Eu também já cheguei a maldizer os romeiros montados, alegando que eles deveriam pagar suas promessas ou levar seus pedidos a pé, de bicicleta, de moto, de joelhos… mas não colocar na jogada outro ser vivo, e ainda irracional, para o qual nenhuma diferença fará se o final da jornada ira resultar na Basílica de Nossa Senhora, num templo budista, num terreiro de Umbanda, na Igreja Universal do Reino de Deus. Para eles é um sofrimento sem tamanho e ponto final.

Depois deste enredo inicial fica difícil de cumprir o que me dispus a fazer nesta crônica… eu queria, justamente, justificar a presença dos magníficos quadrúpedes que acompanham os homens, há séculos, em suas “roubadas”. A relação entre o peão e o cavalo, a dor em ver seu o lombo machucado, o desespero diante de uma palpitação diferente, a alegria ao vê-los urinar (aos leigos, este é um sinal de boa saúde do cavalo) e a inconsolável dor da morte do parceiro, no último dia da Romaria. Teve de tudo isso por lá.

Eu, particularmente, chegava a salivar ao ver um campo verdejante, chorei mais de uma vez em uma prece sincera, de todo o coração, diante do lombo machucado da minha égua. Tinha dia em que andávamos o dia inteiro, 11 horas em cima do animal, coxas e ancas assadas, bumbuns calejados, coluna torta, ombro travado, tornozelo atrofiado, enfim… também sentíamos o pesar da viagem.

Quando chegávamos ao pouso, a anti-primeira coisa a fazer era levá-los ate a água e, concomitantemente, soltar a barrigueira e a cilha. Na seqüência, tirar o freio, acariciá-los, escová-los, dar de comer, lavá-los, vê-los comer, torcer pela urinada, ficar ao lado vendo cada reação, o que eles comem, o que desprezam, como respiram, o jeito que te olham, avaliar os estragos, remediar os ferimentos, ficar com eles durante o tempo que for necessário.
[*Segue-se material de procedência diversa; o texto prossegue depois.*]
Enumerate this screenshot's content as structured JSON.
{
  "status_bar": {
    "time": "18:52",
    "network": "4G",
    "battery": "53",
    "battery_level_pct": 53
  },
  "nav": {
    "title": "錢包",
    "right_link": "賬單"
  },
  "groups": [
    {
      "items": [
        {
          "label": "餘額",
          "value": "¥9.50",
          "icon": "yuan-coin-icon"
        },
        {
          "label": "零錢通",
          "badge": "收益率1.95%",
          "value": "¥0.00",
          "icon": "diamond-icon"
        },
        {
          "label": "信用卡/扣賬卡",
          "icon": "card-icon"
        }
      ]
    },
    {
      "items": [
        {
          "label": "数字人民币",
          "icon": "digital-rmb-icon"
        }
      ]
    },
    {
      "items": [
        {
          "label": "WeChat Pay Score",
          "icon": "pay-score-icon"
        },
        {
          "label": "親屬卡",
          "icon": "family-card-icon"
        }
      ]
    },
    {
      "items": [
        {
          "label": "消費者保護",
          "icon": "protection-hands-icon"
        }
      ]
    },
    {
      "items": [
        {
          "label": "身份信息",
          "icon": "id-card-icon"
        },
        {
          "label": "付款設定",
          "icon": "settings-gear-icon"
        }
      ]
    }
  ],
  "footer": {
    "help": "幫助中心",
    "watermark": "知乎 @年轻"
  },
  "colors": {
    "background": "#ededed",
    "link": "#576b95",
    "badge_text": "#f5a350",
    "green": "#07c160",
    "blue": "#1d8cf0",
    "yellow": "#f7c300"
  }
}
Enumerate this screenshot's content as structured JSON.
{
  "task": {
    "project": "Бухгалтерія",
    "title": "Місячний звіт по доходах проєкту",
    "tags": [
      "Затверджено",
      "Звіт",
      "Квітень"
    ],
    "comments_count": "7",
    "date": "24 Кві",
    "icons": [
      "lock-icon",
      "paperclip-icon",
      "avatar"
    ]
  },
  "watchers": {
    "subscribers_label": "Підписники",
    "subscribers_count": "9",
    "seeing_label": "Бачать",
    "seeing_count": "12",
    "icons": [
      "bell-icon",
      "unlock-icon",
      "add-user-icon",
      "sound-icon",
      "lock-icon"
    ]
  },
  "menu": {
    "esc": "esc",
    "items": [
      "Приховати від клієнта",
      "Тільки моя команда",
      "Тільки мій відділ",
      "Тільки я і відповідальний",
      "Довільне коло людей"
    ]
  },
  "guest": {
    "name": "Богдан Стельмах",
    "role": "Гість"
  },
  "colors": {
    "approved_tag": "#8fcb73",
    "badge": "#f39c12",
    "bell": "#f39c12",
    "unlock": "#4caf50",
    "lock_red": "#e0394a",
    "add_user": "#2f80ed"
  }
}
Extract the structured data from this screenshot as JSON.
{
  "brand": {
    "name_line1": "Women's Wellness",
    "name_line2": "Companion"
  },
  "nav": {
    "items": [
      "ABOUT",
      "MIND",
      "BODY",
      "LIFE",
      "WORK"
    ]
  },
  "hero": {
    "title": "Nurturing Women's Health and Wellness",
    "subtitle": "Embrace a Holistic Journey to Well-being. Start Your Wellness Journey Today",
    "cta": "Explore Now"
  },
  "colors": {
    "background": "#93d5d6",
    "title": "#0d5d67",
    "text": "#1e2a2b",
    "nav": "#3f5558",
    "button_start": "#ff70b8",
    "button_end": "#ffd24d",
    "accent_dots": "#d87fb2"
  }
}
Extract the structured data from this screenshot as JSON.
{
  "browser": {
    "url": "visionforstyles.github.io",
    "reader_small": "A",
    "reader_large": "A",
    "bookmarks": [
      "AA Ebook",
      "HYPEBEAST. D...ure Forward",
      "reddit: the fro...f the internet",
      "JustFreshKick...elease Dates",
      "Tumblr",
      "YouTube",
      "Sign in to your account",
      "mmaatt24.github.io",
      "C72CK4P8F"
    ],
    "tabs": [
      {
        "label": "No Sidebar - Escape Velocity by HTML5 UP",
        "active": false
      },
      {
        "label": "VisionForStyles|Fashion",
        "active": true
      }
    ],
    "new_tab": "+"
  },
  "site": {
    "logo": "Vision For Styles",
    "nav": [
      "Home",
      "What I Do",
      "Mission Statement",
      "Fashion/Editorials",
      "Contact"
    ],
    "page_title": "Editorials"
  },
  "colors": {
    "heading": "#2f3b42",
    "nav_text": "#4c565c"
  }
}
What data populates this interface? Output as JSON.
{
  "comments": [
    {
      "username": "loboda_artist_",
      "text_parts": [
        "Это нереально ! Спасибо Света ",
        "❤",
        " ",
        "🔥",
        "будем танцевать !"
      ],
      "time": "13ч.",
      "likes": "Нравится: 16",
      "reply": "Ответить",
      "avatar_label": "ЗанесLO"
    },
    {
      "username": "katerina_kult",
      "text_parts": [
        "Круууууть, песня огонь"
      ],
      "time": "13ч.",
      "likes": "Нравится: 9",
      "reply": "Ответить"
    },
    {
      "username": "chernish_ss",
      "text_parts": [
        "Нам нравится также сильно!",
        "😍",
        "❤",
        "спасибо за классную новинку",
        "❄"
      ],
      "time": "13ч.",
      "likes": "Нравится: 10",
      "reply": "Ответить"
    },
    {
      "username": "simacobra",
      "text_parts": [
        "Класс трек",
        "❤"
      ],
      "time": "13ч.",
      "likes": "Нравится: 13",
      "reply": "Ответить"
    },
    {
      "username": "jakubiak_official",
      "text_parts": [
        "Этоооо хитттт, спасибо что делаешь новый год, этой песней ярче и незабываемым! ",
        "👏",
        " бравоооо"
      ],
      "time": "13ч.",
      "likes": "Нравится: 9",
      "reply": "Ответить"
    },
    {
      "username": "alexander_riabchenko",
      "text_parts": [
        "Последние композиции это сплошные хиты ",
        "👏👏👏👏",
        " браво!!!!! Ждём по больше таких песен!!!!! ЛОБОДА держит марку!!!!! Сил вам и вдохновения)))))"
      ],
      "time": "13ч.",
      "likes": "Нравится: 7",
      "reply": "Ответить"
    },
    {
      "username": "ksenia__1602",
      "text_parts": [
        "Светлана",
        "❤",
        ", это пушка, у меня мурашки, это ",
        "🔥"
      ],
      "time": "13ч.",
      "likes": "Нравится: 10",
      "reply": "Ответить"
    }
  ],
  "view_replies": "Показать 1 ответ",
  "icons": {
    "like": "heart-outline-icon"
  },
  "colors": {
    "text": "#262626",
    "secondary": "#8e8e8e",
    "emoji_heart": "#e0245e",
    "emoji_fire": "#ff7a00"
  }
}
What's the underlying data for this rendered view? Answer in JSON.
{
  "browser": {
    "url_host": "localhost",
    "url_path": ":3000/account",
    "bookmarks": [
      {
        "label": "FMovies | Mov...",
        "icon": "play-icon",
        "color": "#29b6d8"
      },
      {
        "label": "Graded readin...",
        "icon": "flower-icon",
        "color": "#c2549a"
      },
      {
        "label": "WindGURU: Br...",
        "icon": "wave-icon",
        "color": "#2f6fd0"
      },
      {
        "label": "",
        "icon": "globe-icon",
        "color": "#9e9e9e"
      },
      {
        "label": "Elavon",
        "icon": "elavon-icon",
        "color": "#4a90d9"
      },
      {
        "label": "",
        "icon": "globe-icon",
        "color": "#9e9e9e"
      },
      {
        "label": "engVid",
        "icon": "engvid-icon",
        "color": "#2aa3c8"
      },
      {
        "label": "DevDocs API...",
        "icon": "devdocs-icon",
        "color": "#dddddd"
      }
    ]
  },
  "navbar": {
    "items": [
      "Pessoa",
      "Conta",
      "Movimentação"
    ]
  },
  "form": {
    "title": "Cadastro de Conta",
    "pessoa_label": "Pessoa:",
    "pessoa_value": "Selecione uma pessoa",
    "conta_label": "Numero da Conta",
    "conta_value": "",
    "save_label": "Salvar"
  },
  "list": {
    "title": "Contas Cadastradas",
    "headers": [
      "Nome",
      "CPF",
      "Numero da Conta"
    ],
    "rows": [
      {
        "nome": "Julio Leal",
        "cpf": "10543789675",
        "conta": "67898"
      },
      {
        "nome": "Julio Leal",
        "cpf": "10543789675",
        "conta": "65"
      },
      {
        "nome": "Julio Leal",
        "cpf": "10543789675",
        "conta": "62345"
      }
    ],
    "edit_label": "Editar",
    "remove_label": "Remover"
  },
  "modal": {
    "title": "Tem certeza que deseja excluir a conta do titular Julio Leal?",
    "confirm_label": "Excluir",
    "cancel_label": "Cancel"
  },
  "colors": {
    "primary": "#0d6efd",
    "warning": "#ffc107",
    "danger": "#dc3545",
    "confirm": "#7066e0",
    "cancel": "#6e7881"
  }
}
Ao me ver nesse estado, ou talvez quando molhei com láagrimas o lombo da minha égua, sentia-me uma romeira e me enchia de paz, ao mesmo tempo em que uma aflição cristã me tomava. Eu falava com a Glória repetindo “nós vamos conseguir”. Dentro desta frase estava toda a minha fé e devoção à Nossa Senhora e também a minha convicção científica de que um cavalo é forte o suficiente para percorrer esta distância, agüentar o meu peso… passava para o animal minha fé e razão, assim como o sentido do deslocamento Bananal-Aparecida, que não era em vão, à toa, sem porque, a esmo.O olhar dela pra mim – e ai entra a poesia – desenhava compreensão e uma resposta “claro que vamos conseguir”.

E por isso, depois da reza matinal e de toda a toalete e desjejum da égua-bebe, seguíamos juntas, uma completando a outra, sem que houvesse ali exploração, mau trato e, principalmente, não havia um propósito vazio. Ao contrário, sob ela estava uma jovem cheia de amor e de esperanças, que não pesaram em nada, senão amenizaram, a carga da minha Glória.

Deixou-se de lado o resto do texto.